Screenshot from 2023-02-22 11-08-00

overhead only

Screenshot from 2023-02-22 11-10-00

KonradHoeffner commented 11 months ago

I have been using the Sophia adapter of the hdt library in production for some time, so I think the issue is resolved :-) For example, it powers LinkedSpending at http://linkedspending.aksw.org, where it previously always ran out of memory but now it only needs less than 2 GB RAM to host a ~ 1.4 GB HDT file that is ~ 30 GB in size as uncompressed N-Triples. If you have any further requests for the adapter, please let me know.
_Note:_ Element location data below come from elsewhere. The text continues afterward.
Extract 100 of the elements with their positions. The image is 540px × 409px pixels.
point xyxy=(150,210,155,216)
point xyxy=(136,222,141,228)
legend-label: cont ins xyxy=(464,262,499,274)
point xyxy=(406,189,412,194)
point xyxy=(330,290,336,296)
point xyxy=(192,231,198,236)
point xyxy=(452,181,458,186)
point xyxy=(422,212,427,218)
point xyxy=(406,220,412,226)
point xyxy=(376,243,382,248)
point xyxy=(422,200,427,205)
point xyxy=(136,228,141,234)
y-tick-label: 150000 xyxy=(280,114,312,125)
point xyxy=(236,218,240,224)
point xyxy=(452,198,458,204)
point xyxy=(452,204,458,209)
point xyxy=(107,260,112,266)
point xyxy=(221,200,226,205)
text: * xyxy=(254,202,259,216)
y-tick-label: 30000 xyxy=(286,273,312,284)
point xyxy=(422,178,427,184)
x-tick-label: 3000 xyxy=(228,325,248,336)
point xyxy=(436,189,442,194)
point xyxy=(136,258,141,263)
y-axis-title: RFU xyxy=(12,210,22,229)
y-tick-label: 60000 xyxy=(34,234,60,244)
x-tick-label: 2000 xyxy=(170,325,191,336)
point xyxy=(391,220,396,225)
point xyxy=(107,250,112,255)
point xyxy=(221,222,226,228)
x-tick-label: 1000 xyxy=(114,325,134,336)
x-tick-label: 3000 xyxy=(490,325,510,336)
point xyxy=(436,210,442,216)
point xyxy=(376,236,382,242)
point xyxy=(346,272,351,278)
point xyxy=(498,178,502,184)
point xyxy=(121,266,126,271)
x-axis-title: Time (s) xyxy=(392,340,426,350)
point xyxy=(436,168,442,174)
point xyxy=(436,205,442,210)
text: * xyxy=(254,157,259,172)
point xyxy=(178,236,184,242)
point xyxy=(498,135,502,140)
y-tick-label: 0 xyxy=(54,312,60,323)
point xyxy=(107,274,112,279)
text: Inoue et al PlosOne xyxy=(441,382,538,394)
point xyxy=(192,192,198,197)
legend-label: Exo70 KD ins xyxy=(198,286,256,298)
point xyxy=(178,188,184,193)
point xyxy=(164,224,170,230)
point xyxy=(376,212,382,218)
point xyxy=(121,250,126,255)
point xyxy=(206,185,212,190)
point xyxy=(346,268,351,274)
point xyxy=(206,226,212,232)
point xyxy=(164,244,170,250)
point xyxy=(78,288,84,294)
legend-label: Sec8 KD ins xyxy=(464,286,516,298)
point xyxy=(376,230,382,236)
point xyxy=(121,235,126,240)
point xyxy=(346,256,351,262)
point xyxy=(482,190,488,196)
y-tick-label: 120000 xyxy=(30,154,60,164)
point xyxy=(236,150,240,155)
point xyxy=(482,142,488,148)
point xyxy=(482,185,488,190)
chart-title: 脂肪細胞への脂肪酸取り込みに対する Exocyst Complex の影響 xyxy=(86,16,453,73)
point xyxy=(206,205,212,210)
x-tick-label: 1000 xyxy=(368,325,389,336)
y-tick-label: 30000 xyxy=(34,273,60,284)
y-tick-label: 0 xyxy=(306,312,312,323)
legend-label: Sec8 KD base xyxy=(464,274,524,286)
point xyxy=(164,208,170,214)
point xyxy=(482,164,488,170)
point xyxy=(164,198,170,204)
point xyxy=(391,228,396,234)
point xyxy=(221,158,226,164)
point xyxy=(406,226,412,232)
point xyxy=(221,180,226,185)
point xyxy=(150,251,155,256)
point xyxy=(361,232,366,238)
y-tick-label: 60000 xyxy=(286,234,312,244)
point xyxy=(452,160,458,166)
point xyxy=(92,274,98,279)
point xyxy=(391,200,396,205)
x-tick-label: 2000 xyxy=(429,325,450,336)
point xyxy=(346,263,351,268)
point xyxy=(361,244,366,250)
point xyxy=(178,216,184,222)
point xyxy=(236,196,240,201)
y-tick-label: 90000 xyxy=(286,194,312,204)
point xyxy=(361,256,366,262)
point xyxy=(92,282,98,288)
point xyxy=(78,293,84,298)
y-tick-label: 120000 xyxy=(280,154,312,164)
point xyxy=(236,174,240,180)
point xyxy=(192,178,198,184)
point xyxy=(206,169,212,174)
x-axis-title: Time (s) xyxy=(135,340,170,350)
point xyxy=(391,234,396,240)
Usage is documented in the README.md of https://github.com/konradhoeffner/hdt and also on https://docs.rs/hdt/latest/hdt/. There are also a few benchmarks in the paper https://joss.theoj.org/papers/10.21105/joss.05114 based on the benchmark suite of your Sophia paper.

pchampin commented 11 months ago

I have been using the Sophia adapter of the hdt library in production for some time, so I think the issue is resolved :-)

Agreed, and thanks again for the awesome work you have put in this. I just added a mention to hdt in Sophia's README.